The manifesto also calls for reform of the Development Bank of Wales, citing a growing sense that it underperforms. To foster indigenous growth, stronger supply chains, and better-paid jobs, the review must address whether products are fit for purpose, strategic risk is adequate, and the bank reshapes the economy rather than supporting marginal activity.

Procurement and Skills

Plaid proposes raising the share of public procurement retained in Wales from 55% to at least 70%, leveraging the £8 billion annual spend. While the target's feasibility is debatable, the underlying instinct is sound, as procurement has long been treated as an administrative function rather than a strategic tool.

A comprehensive national skills audit aims to address fragmentation in provision and misalignment between policy and labour market needs, linking skills, apprenticeships, and vocational routes to sectors like renewables, digital tech, medtech, agritech, and creative industries.

Digital and Transport

The manifesto supports superfast broadband rollout, the semiconductor cluster in South Wales, digital innovation, and coherent transport planning linked to economic development. On rail, they argue Wales has been short-changed on HS2 and infrastructure classifications, though the UK Government is unlikely to change its stance.

Weaknesses and Optimism

The manifesto is less convincing on assumptions that stronger institutions, tax powers, and funding automatically yield a stronger economy. While Wales has been held back by weak tools and poor institutional design, stronger institutions are not a substitute for strategic focus on entrepreneurship, innovation, and productivity.

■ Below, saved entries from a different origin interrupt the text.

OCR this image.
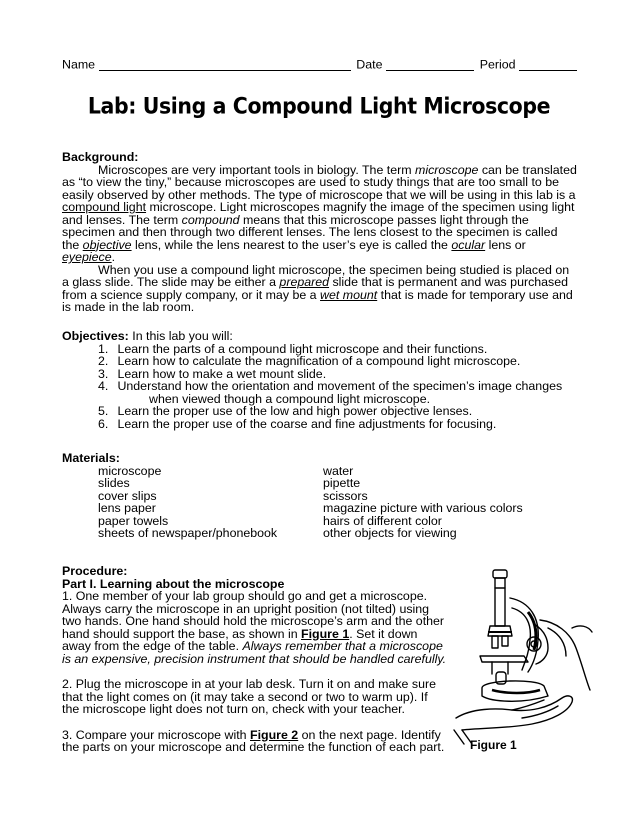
Name	Date	Period
Lab: Using a Compound Light Microscope
Background:
Microscopes are very important tools in biology. The term microscope can be translated as “to view the tiny,” because microscopes are used to study things that are too small to be easily observed by other methods. The type of microscope that we will be using in this lab is a compound light microscope. Light microscopes magnify the image of the specimen using light and lenses. The term compound means that this microscope passes light through the specimen and then through two different lenses. The lens closest to the specimen is called the objective lens, while the lens nearest to the user’s eye is called the ocular lens or eyepiece.
When you use a compound light microscope, the specimen being studied is placed on a glass slide. The slide may be either a prepared slide that is permanent and was purchased from a science supply company, or it may be a wet mount that is made for temporary use and is made in the lab room.
Objectives: In this lab you will:
1. Learn the parts of a compound light microscope and their functions.
2. Learn how to calculate the magnification of a compound light microscope.
3. Learn how to make a wet mount slide.
4. Understand how the orientation and movement of the specimen’s image changes
when viewed though a compound light microscope.
5. Learn the proper use of the low and high power objective lenses.
6. Learn the proper use of the coarse and fine adjustments for focusing.
Materials:
microscope	water
slides	pipette
cover slips	scissors
lens paper	magazine picture with various colors
paper towels	hairs of different color
sheets of newspaper/phonebook	other objects for viewing
Procedure:
Part I. Learning about the microscope
1. One member of your lab group should go and get a microscope. Always carry the microscope in an upright position (not tilted) using two hands. One hand should hold the microscope’s arm and the other hand should support the base, as shown in Figure 1. Set it down away from the edge of the table. Always remember that a microscope is an expensive, precision instrument that should be handled carefully.
2. Plug the microscope in at your lab desk. Turn it on and make sure that the light comes on (it may take a second or two to warm up). If the microscope light does not turn on, check with your teacher.
3. Compare your microscope with Figure 2 on the next page. Identify the parts on your microscope and determine the function of each part.	Figure 1
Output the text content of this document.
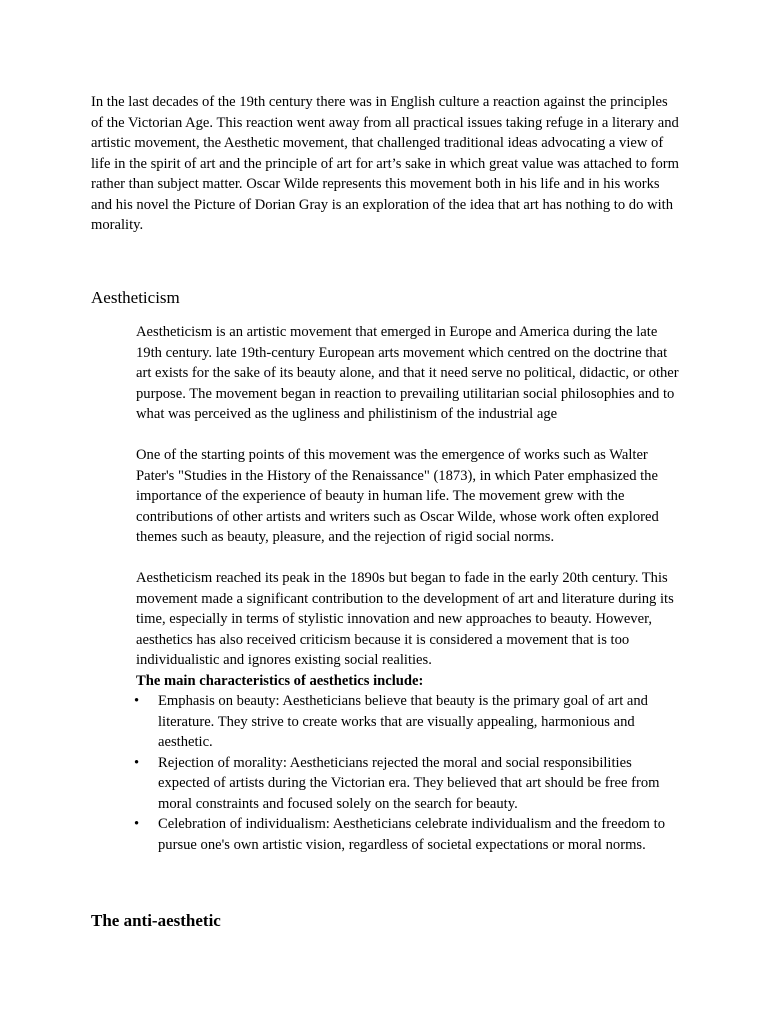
In the last decades of the 19th century there was in English culture a reaction against the principles of the Victorian Age. This reaction went away from all practical issues taking refuge in a literary and artistic movement, the Aesthetic movement, that challenged traditional ideas advocating a view of life in the spirit of art and the principle of art for art’s sake in which great value was attached to form rather than subject matter. Oscar Wilde represents this movement both in his life and in his works and his novel the Picture of Dorian Gray is an exploration of the idea that art has nothing to do with morality.

Aestheticism

Aestheticism is an artistic movement that emerged in Europe and America during the late 19th century. late 19th-century European arts movement which centred on the doctrine that art exists for the sake of its beauty alone, and that it need serve no political, didactic, or other purpose. The movement began in reaction to prevailing utilitarian social philosophies and to what was perceived as the ugliness and philistinism of the industrial age

One of the starting points of this movement was the emergence of works such as Walter Pater's "Studies in the History of the Renaissance" (1873), in which Pater emphasized the importance of the experience of beauty in human life. The movement grew with the contributions of other artists and writers such as Oscar Wilde, whose work often explored themes such as beauty, pleasure, and the rejection of rigid social norms.

Aestheticism reached its peak in the 1890s but began to fade in the early 20th century. This movement made a significant contribution to the development of art and literature during its time, especially in terms of stylistic innovation and new approaches to beauty. However, aesthetics has also received criticism because it is considered a movement that is too individualistic and ignores existing social realities.

The main characteristics of aesthetics include:

•	Emphasis on beauty: Aestheticians believe that beauty is the primary goal of art and literature. They strive to create works that are visually appealing, harmonious and aesthetic.
•	Rejection of morality: Aestheticians rejected the moral and social responsibilities expected of artists during the Victorian era. They believed that art should be free from moral constraints and focused solely on the search for beauty.
•	Celebration of individualism: Aestheticians celebrate individualism and the freedom to pursue one's own artistic vision, regardless of societal expectations or moral norms.
The anti-aesthetic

Proposals like the Wales Wealth Fund, greater use of pension assets, and fiscal reform depend on institutional capacity and execution that cannot be assumed, given a civil service that has served one party for over 25 years.

Despite these flaws, Plaid Cymru has produced a manifesto that grapples with the drawbacks of the Welsh economy, focusing not just on attracting activity but on building a more rooted economy benefiting residents. Whether this translates into effective governance depends on execution and the appointment of a committed economy minister.